As electronics manufacturers were not required to include UHF tuners on television sets at the time, early commercial UHF TV pioneers struggled. At one point, an estimated 100,000 UHF converters had been sold to Tulsa residents by local electronics retailers. Nonetheless, NBC reached an agreement with KOTV that allowed that station to continue "cherry-picking" stronger shows, leaving less content available for KCEB to broadcast.
Soon after KCEB signed on, the Federal Communications Commission issued a construction permit to Central Plains Enterprises, owners of local radio station KVOO, for the market's second commercial television station. KVOO-TV signed-on December 5, 1954. NBC cancelled its affiliation agreements with KCEB months before channel 2's initial sign-on, moving its entire programming schedule to an exclusive contract with that station.

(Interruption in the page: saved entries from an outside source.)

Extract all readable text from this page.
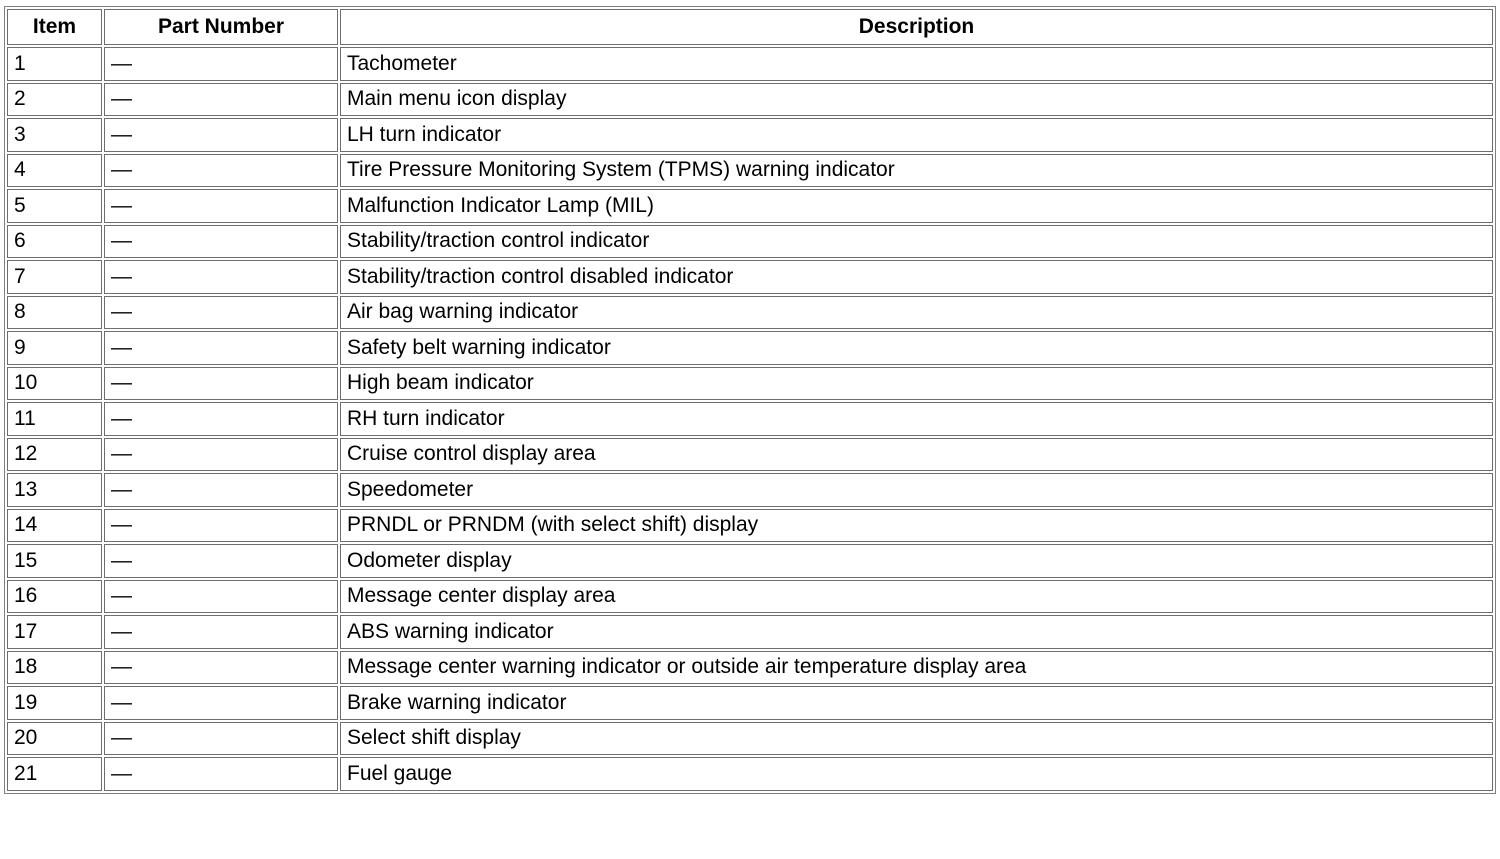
Item	Part Number	Description
1	—	Tachometer
2	—	Main menu icon display
3	—	LH turn indicator
4	—	Tire Pressure Monitoring System (TPMS) warning indicator
5	—	Malfunction Indicator Lamp (MIL)
6	—	Stability/traction control indicator
7	—	Stability/traction control disabled indicator
8	—	Air bag warning indicator
9	—	Safety belt warning indicator
10	—	High beam indicator
11	—	RH turn indicator
12	—	Cruise control display area
13	—	Speedometer
14	—	PRNDL or PRNDM (with select shift) display
15	—	Odometer display
16	—	Message center display area
17	—	ABS warning indicator
18	—	Message center warning indicator or outside air temperature display area
19	—	Brake warning indicator
20	—	Select shift display
21	—	Fuel gauge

Beck then struck a contract with ABC to make it a primary affiliation, but ABC continued to reserve the right to give KOTV right of first refusal on carriage of all programs.
The situation rapidly grew worse for the station. The Tulsa Broadcasting Company, majority owned by grocery magnate John Toole Griffin, signed on Muskogee-licensed KTVX as the new ABC affiliate on September 18, 1954, taking all of the remaining ABC programs.

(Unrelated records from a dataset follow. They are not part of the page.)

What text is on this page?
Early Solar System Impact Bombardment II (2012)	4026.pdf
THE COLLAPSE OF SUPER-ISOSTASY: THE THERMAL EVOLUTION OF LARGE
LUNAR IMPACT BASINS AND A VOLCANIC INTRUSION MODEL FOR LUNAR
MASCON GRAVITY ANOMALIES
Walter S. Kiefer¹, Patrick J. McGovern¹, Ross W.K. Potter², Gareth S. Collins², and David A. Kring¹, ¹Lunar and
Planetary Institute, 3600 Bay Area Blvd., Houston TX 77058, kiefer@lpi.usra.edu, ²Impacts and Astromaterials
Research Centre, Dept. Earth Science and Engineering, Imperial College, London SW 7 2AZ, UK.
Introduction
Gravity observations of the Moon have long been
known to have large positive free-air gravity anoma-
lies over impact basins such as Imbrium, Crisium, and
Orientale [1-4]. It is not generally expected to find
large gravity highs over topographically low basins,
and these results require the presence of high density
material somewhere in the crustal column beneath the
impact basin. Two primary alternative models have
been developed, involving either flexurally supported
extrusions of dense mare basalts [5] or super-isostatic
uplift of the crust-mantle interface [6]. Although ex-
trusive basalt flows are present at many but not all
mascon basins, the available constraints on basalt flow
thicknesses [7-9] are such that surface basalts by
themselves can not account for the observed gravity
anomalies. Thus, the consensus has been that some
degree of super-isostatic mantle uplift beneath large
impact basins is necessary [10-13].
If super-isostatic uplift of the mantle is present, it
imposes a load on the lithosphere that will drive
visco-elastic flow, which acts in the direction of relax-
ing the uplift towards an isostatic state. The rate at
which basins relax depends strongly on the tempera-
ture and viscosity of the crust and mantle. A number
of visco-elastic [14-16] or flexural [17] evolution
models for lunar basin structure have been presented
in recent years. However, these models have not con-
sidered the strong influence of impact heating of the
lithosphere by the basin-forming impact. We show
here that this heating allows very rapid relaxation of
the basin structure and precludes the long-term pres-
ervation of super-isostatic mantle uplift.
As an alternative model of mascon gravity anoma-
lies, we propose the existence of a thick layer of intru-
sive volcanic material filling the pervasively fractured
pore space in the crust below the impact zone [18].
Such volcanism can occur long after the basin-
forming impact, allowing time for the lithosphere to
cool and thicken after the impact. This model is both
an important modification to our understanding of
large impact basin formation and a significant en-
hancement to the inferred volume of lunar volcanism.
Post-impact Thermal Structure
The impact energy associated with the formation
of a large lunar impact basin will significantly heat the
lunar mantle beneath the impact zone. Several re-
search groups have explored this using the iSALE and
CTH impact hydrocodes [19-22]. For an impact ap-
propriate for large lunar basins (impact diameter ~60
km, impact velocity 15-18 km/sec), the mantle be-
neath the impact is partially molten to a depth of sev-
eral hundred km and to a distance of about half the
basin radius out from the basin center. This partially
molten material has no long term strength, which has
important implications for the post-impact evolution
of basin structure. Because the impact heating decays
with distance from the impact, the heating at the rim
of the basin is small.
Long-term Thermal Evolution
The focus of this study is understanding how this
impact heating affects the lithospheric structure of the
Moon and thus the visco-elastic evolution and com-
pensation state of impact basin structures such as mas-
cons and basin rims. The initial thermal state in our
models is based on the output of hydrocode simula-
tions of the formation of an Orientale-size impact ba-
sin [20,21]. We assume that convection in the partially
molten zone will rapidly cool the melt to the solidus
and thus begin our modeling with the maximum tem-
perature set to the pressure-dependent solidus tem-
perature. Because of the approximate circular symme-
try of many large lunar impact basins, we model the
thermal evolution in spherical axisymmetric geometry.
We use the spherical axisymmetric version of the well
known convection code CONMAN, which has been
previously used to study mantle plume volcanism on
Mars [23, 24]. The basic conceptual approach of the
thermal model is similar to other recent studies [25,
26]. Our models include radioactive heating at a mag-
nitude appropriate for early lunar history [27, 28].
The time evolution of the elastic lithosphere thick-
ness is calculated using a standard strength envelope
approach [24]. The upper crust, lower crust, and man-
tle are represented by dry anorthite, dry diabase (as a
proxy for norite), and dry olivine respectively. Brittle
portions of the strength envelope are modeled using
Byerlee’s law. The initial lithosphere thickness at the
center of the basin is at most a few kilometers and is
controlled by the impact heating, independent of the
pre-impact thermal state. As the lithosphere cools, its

This left KCEB with some NBC programming and DuMont. DuMont's days as a network operation were numbered due to a lack of advertising revenue. Most of the network's programming was dropped by April 1, 1955; the network ceased operations in August 1956.

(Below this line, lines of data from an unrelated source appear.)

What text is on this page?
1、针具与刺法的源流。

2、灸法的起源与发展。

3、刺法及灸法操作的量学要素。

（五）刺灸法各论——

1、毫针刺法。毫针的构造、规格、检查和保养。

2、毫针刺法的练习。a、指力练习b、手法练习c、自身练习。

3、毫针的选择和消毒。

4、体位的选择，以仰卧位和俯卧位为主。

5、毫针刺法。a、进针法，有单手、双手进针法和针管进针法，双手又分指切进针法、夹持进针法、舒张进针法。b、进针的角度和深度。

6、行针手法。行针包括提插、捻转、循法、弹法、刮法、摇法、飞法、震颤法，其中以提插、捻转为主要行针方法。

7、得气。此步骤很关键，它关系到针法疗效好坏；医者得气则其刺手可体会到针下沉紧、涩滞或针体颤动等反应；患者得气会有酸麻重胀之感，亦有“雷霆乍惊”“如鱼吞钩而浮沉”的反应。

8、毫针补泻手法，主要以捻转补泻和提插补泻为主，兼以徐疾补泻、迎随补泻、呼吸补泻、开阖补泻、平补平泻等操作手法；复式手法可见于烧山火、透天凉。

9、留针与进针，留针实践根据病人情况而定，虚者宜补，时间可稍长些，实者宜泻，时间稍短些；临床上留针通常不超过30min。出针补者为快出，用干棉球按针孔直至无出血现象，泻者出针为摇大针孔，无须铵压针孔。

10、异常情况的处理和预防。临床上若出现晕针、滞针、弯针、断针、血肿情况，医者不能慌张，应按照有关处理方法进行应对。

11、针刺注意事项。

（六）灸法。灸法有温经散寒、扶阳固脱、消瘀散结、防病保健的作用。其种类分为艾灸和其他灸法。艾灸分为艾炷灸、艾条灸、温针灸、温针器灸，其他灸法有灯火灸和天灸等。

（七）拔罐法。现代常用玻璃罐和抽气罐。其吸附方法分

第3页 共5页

As a last-ditch move, Beck decided to cut back KCEB's operations to a limited four-hour-a-day program schedule in October 1954, relying on filmed programming and NBC programs; the move failed to increase viewership and revenue, resulting in Beck deciding to sign off the station for the last time on December 10, 1954 — five days after Tulsa's third commercial VHF TV station went on-air. Four months later on April 5, 1955, Beck sold the KCEB studios and the 40-acre property surrounding it atop Lookout Mountain to the Tulsa Broadcasting Company, to house the facilities of KTVX. Channel 8 initially used the site as an auxiliary studio, before obtaining FCC approval to move channel 8 from Muskogee to Tulsa in November 1955 under the new call letters KTUL-TV to match its sister radio station KTUL.

Brief revival

Beck retained the construction permit for the channel 23 allocation; upon notice from the Federal Communications Commission in 1965, Beck was ordered to return the station to the air by April 11, 1966 or surrender the construction permit to the Commission. Beck sought outside investment in order to bring the station back on, with Beck selling 65% control of the station to local jeweler Ernest Moody holding and a 25% interest to Claude Hill, while Beck retained the remaining 10%. The station briefly returned to the air in September 1967 as an independent station. The station also leased space at the then-recently completed Fourth National Bank Building, to house its transmitter facilities atop the building and to operate studio facilities on the 29th floor of the building. Broadcasting between six and seven hours a day, programming on the station at that time consisted primarily of movies and syndicated programming; plans also called for a nightly primetime newscast at 9 p.m., editorials, and forum-formatted public affairs programs.

Post-shutdown

A group of prominent corporate executives and community leaders in the Tulsa area, known as "Tulsa 23, Ltd.", was awarded a new station license on UHF channel 23 in early 1980. The group signed on the new station, KOKI-TV, as an independent station on October 23, 1980. KOKI affiliated with the Fox Broadcasting Company when that network launched in October 1986; the station launched a news department in February 2002 under the ownership of Clear Channel Communications, and gradually converted to a news-intensive schedule, in addition to airing sitcoms, drama series, talk and court shows.